Leisa has been reading up on how to get a dog accustomed to a new name. Our new dog (I’ll get to her name in a sec) is 18 months old, still a teenager in doggie years, and she’ll adapt pretty quickly. We first went for “Miffy”, a contraction of Myfanywy. A Lutheran friend (down-to-earth, these Lutherans, like their forebear Martin and his beer-brewing wife, Katherina) pointed out that she’s a German Shepherd, not a Welsh Corgi. So we’ve plumped for Maud. When I want her to go to the loo before bed, I can sing, “Come into the garden, Maud …”
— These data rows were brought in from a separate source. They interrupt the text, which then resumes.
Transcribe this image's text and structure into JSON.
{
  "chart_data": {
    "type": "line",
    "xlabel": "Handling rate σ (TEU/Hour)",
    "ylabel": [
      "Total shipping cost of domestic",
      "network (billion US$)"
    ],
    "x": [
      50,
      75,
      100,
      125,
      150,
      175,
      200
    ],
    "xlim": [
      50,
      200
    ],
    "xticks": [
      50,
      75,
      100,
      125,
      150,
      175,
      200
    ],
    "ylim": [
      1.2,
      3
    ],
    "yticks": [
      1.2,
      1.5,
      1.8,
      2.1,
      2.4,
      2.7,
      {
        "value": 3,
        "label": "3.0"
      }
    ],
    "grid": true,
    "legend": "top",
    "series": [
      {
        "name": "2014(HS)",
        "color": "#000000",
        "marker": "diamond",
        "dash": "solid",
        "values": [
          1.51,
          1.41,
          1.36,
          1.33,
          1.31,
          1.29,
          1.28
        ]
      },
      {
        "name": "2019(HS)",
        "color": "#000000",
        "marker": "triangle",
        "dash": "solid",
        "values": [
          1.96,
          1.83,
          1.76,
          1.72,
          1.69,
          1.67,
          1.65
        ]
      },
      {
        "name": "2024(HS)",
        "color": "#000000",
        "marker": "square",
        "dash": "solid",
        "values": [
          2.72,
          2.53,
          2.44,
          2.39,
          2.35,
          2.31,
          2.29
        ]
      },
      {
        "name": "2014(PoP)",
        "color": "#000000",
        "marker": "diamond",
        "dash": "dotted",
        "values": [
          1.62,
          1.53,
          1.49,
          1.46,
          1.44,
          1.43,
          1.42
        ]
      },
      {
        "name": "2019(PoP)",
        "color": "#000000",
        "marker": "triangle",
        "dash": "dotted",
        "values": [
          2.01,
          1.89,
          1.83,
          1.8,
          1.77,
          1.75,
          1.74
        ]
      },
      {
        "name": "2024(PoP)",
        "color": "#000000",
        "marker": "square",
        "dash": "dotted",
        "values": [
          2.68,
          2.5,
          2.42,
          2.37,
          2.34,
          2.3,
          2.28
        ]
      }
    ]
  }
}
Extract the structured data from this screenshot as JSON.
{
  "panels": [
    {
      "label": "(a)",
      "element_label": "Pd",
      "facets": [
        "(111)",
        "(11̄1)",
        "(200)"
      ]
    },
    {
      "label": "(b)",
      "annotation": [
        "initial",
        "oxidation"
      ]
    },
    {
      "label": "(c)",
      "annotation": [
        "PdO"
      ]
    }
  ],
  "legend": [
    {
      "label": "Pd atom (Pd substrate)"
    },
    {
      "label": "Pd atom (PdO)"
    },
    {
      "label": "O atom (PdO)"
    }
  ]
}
In the Bible, especially in the Hebrew scriptures, names were important. They told you something about a person. It might be good, Jonathan means “Yahweh has given a son”; Reuben means “Look! A son”, or could wish a blessing, Isaiah means “Yahweh’s salvation”; Immanuel means “God be/is with us”. Or bad. Toward the end of Isaiah, the nation of Israel is called “Deserted” and “Desolate”. It wouldn’t be surprising if many of us reading this Ramble have felt at times that those should be our names. But here’s how God retrains Israel to think of themselves (Is 62), and retrains us:

 

You will be called by a new name

that the mouth of the LORD will bestow.

You will be a crown of splendour in the LORD’s hand,

a royal diadem in the hand of your God.

No longer will they call you Deserted,

or name your land Desolate.

But you will be called Hephzibah,

and your land Beulah;

for the LORD will take delight in you.